Breaking your car's windows in an emergency might be tougher than you think, study says

This guy is obviously prepared, but if this car had laminated glass instead of tempered glass windows, he’d be boned.


AAA

Imagine being in a situation where your car has gone off the road and into a lake or a pond, you’re conscious, but the vehicle is going underwater.

You stay calm, go to reach for your little neon-orange window hammer, and swing at the glass of your driver’s side window. The glass cracks, but doesn’t break. You swing again, but still, nothing shatters. It’s too late to open the door, you’re stuck.
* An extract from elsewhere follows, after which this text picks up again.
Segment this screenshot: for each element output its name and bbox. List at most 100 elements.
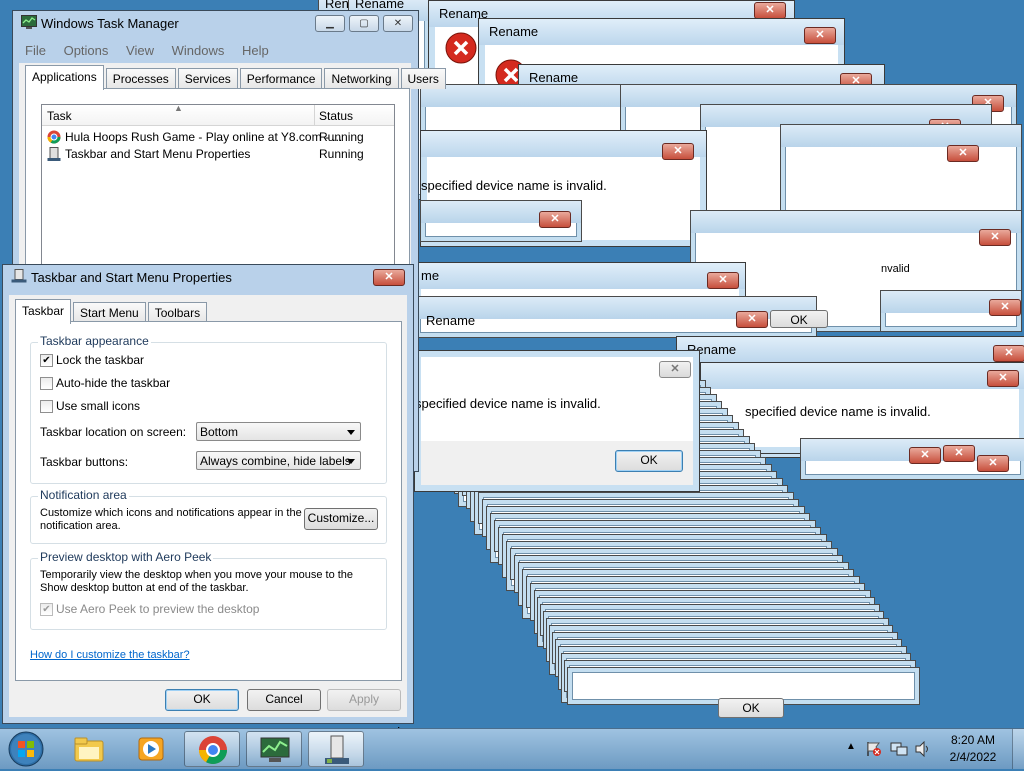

Not only is that a terrifying scenario but according to a study released Tuesday by AAA, it could be a more common one than you think. Part of the reason for that is that many cars on sale today no longer have tempered glass side windows, having switched to laminated glass for safety reasons (we’ll explain more later). The other reason is that some of the glass-breaking tools being sold just don’t work as advertised.
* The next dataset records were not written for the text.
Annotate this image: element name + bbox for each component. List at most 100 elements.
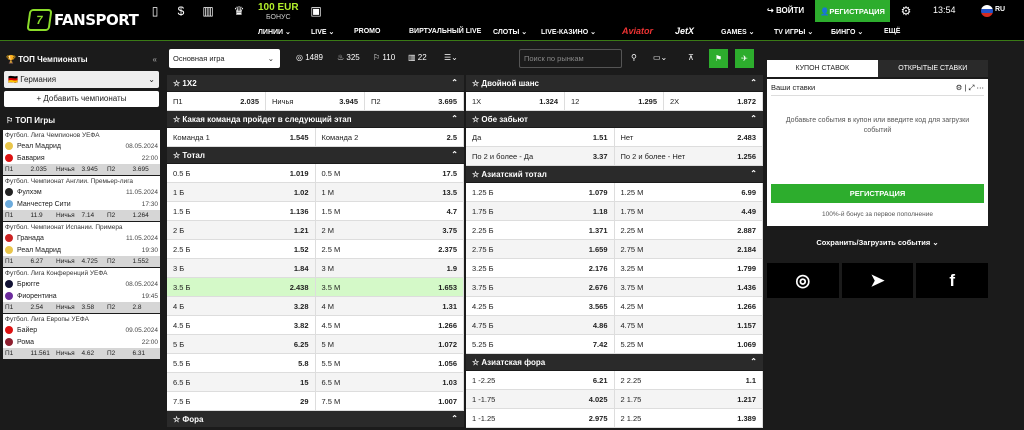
stats-counter[interactable]: ▥ 22: [408, 53, 427, 62]
odds-cell[interactable]: 2 1.75 1.217: [615, 390, 763, 408]
odds-cell[interactable]: 5 Б 6.25: [167, 335, 316, 353]
mobile-icon[interactable]: ▯: [148, 4, 162, 18]
market-header[interactable]: ☆ Фора ⌃: [167, 411, 464, 428]
odds-cell[interactable]: Нет 2.483: [615, 128, 763, 146]
odds-row[interactable]: П1 11.9 Ничья 7.14 П2 1.264: [3, 210, 160, 221]
odds-cell[interactable]: 5.5 Б 5.8: [167, 354, 316, 372]
odds-cell[interactable]: 1 -2.25 6.21: [466, 371, 615, 389]
odds-cell[interactable]: 2 М 3.75: [316, 221, 464, 239]
odds-cell[interactable]: Ничья 3.945: [266, 92, 365, 110]
coupon-register-button[interactable]: РЕГИСТРАЦИЯ: [771, 184, 984, 203]
bolt-icon[interactable]: ✈: [735, 49, 754, 68]
odds-cell[interactable]: 2.25 М 2.887: [615, 221, 763, 239]
ru-flag-icon[interactable]: [981, 5, 993, 17]
odds-cell[interactable]: Команда 1 1.545: [167, 128, 316, 146]
market-header[interactable]: ☆ 1X2 ⌃: [167, 75, 464, 92]
odds-cell[interactable]: 3 Б 1.84: [167, 259, 316, 277]
odds-cell[interactable]: Команда 2 2.5: [316, 128, 464, 146]
country-select[interactable]: 🇩🇪 Германия ⌄: [4, 71, 159, 88]
nav-10[interactable]: БИНГО ⌄: [831, 28, 863, 36]
nav-8[interactable]: GAMES ⌄: [721, 28, 754, 36]
odds-row[interactable]: П1 2.54 Ничья 3.58 П2 2.8: [3, 302, 160, 313]
game-select[interactable]: Основная игра ⌄: [169, 49, 280, 68]
odds-cell[interactable]: 1 -1.25 2.975: [466, 409, 615, 427]
odds-cell[interactable]: 5.5 М 1.056: [316, 354, 464, 372]
odds-row[interactable]: П1 11.561 Ничья 4.62 П2 6.31: [3, 348, 160, 359]
odds-cell[interactable]: 3.75 М 1.436: [615, 278, 763, 296]
odds-cell[interactable]: 4.5 М 1.266: [316, 316, 464, 334]
nav-2[interactable]: PROMO: [354, 28, 380, 35]
odds-cell[interactable]: 2 1.25 1.389: [615, 409, 763, 427]
tab-coupon[interactable]: КУПОН СТАВОК: [767, 60, 878, 77]
odds-cell[interactable]: 1 Б 1.02: [167, 183, 316, 201]
odds-cell[interactable]: 3.25 Б 2.176: [466, 259, 615, 277]
stats-icon[interactable]: ▥: [201, 4, 215, 18]
odds-row[interactable]: П1 2.035 Ничья 3.945 П2 3.695: [3, 164, 160, 175]
odds-cell[interactable]: П2 3.695: [365, 92, 464, 110]
market-header[interactable]: ☆ Обе забьют ⌃: [466, 111, 763, 128]
layout-icon[interactable]: ▭⌄: [653, 53, 667, 62]
tab-open-bets[interactable]: ОТКРЫТЫЕ СТАВКИ: [877, 60, 988, 77]
add-champs-button[interactable]: + Добавить чемпионаты: [4, 91, 159, 107]
odds-cell[interactable]: 3.5 Б 2.438: [167, 278, 316, 296]
game-card[interactable]: Футбол. Лига Европы УЕФА Байер 09.05.2024…: [3, 314, 160, 360]
market-header[interactable]: ☆ Двойной шанс ⌃: [466, 75, 763, 92]
instagram-icon[interactable]: ◎: [767, 263, 839, 298]
dollar-icon[interactable]: $: [174, 4, 188, 18]
odds-cell[interactable]: 3.75 Б 2.676: [466, 278, 615, 296]
odds-cell[interactable]: 1X 1.324: [466, 92, 565, 110]
search-icon[interactable]: ⚲: [631, 53, 637, 62]
odds-cell[interactable]: Да 1.51: [466, 128, 615, 146]
odds-cell[interactable]: 2 2.25 1.1: [615, 371, 763, 389]
odds-cell[interactable]: 4.25 М 1.266: [615, 297, 763, 315]
odds-cell[interactable]: 1.75 Б 1.18: [466, 202, 615, 220]
market-header[interactable]: ☆ Тотал ⌃: [167, 147, 464, 164]
pin-icon[interactable]: ⊼: [688, 53, 694, 62]
odds-cell[interactable]: 7.5 М 1.007: [316, 392, 464, 410]
bonus-banner[interactable]: 100 EUR БОНУС: [258, 3, 299, 22]
odds-cell[interactable]: 4 М 1.31: [316, 297, 464, 315]
language[interactable]: RU: [995, 6, 1005, 13]
odds-cell[interactable]: 0.5 Б 1.019: [167, 164, 316, 182]
nav-7[interactable]: JetX: [675, 26, 694, 36]
fire-counter[interactable]: ♨ 325: [337, 53, 360, 62]
market-header[interactable]: ☆ Какая команда пройдет в следующий этап…: [167, 111, 464, 128]
gift-icon[interactable]: ▣: [309, 4, 323, 18]
save-load-button[interactable]: Сохранить/Загрузить события ⌄: [767, 238, 988, 247]
login-button[interactable]: ↪ ВОЙТИ: [767, 6, 804, 15]
odds-cell[interactable]: 3 М 1.9: [316, 259, 464, 277]
game-card[interactable]: Футбол. Чемпионат Англии. Премьер-лига Ф…: [3, 176, 160, 222]
game-card[interactable]: Футбол. Чемпионат Испании. Примера Грана…: [3, 222, 160, 268]
stadium-icon[interactable]: ⚑: [709, 49, 728, 68]
odds-cell[interactable]: По 2 и более - Нет 1.256: [615, 147, 763, 165]
odds-cell[interactable]: 1.75 М 4.49: [615, 202, 763, 220]
nav-6[interactable]: Aviator: [622, 26, 653, 36]
live-counter[interactable]: ◎ 1489: [296, 53, 323, 62]
odds-cell[interactable]: 5 М 1.072: [316, 335, 464, 353]
settings-icon[interactable]: ⚙: [899, 4, 913, 18]
game-card[interactable]: Футбол. Лига Чемпионов УЕФА Реал Мадрид 0…: [3, 130, 160, 176]
odds-cell[interactable]: 2 Б 1.21: [167, 221, 316, 239]
nav-4[interactable]: СЛОТЫ ⌄: [493, 28, 527, 36]
match-counter[interactable]: ⚐ 110: [373, 53, 395, 62]
nav-3[interactable]: ВИРТУАЛЬНЫЙ LIVE: [409, 28, 481, 35]
odds-cell[interactable]: 2.5 Б 1.52: [167, 240, 316, 258]
list-icon[interactable]: ☰⌄: [444, 53, 458, 62]
odds-cell[interactable]: 2.5 М 2.375: [316, 240, 464, 258]
market-header[interactable]: ☆ Азиатский тотал ⌃: [466, 166, 763, 183]
odds-cell[interactable]: 2.25 Б 1.371: [466, 221, 615, 239]
facebook-icon[interactable]: f: [916, 263, 989, 298]
nav-0[interactable]: ЛИНИИ ⌄: [258, 28, 291, 36]
odds-cell[interactable]: 12 1.295: [565, 92, 664, 110]
odds-cell[interactable]: 4.25 Б 3.565: [466, 297, 615, 315]
odds-cell[interactable]: 1.25 Б 1.079: [466, 183, 615, 201]
nav-11[interactable]: ЕЩЁ: [884, 28, 901, 35]
market-header[interactable]: ☆ Азиатская фора ⌃: [466, 354, 763, 371]
odds-cell[interactable]: 5.25 Б 7.42: [466, 335, 615, 353]
odds-cell[interactable]: 4.75 М 1.157: [615, 316, 763, 334]
odds-cell[interactable]: 1 М 13.5: [316, 183, 464, 201]
odds-cell[interactable]: 6.5 М 1.03: [316, 373, 464, 391]
top-champs-header[interactable]: 🏆 ТОП Чемпионаты «: [0, 49, 163, 69]
game-card[interactable]: Футбол. Лига Конференций УЕФА Брюгге 08.0…: [3, 268, 160, 314]
odds-cell[interactable]: 1.5 М 4.7: [316, 202, 464, 220]
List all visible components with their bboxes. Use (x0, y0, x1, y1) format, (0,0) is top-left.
Until relatively recently, the majority of glass used in vehicle side windows was just single-layer tempered glass. In case you don’t know what tempered glass is, it’s been treated to shatter into small granular chunks when broken, rather than jagged shards. It’s still the standard for most vehicles, but increasingly manufacturers are switching to laminated glass — which has been commonly used in windshields for decades — because of its ability to resist breakage on impact.

This strength is desirable because the federal government found a surprising amount of drivers and passengers being ejected from their vehicles in a crash and changed the vehicle standards to try and reduce that number. If your glass doesn’t break, you probably won’t go through it.
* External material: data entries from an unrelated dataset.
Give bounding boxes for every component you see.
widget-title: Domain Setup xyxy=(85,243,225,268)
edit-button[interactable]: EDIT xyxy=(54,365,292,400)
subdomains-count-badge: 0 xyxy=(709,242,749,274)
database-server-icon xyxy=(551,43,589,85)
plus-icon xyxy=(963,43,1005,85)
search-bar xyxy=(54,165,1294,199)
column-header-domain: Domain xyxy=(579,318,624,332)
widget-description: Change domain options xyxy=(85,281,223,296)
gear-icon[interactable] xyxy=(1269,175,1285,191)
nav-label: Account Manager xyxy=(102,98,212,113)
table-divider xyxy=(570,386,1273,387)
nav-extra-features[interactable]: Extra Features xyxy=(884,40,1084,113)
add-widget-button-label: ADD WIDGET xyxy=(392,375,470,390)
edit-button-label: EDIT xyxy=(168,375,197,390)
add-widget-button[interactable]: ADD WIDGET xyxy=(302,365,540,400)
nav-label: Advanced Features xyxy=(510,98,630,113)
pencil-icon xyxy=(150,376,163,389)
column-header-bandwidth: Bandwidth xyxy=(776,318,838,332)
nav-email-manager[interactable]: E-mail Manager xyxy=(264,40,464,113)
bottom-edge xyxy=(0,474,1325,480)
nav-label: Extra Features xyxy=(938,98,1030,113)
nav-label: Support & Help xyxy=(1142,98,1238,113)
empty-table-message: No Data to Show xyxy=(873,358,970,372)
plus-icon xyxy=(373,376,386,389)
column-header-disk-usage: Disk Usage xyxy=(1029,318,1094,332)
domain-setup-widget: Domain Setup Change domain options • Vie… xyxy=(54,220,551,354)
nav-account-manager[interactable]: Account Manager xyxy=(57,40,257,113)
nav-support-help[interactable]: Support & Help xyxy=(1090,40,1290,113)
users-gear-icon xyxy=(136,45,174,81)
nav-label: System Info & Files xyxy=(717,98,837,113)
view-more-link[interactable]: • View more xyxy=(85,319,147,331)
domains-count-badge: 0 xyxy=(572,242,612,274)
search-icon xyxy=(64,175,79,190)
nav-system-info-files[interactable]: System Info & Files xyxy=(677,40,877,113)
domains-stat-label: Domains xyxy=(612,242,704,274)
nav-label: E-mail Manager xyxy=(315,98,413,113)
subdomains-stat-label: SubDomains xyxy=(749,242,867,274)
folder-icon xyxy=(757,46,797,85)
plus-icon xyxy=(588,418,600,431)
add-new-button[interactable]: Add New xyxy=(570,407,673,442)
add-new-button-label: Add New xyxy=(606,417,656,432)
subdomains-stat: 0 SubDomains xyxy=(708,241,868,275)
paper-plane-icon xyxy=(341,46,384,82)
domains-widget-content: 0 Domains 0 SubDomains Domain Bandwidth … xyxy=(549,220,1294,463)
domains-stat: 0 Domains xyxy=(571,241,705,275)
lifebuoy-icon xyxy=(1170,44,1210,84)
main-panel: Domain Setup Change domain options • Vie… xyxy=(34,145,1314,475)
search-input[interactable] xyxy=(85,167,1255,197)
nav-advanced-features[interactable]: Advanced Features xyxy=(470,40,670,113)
Unfortunately, the side effect is that in situations where breaking the side window to escape a vehicle is necessary, the laminated glass is proving too resistant. It’s a trade-off though. The types of crashes which the government changed the regulations for are more common than people driving off the road into the water.

So if you have laminated side windows, what can you do? Well, according to the AAA study, your rear side windows may still be made of tempered glass, but you should find out if that’s the case before you’re trying to escape your vehicle. Otherwise, you need to try and roll your window down as quickly as possible before water pressure makes that impossible.

OK, so your car doesn’t have laminated glass side windows, cool — but now you have to decide which emergency tool to get and keep in your glovebox. You’ll generally have two choices, the first is the very common hammer type. These devices are usually small and made mostly of brightly-colored plastic. They have a pointed steel end on the hammer face meant to help crack the glass.

The other type uses a spring-loaded pin that you press to the glass to break it. This type is great because it’s not relying on you being able to swing a hammer to work and can be wielded by someone who doesn’t have much arm strength.

For its study, AAA tested six different emergency tools, three of which were hammer-types and three being spring-loaded. Only four of the six tools were able to break the tempered glass, and none were able to break the laminated glass. It also found that the spring type was more effective more of the time in the tempered glass tests.

So what can you do if your vehicle has laminated glass all around the car? Not much, unfortunately. The good news is that only a fraction of a percent of accidents in the US involve cars becoming submerged in water, so the odds are good that the other inherent protective qualities of laminated glass are going to be a help rather than a hindrance in most crashes.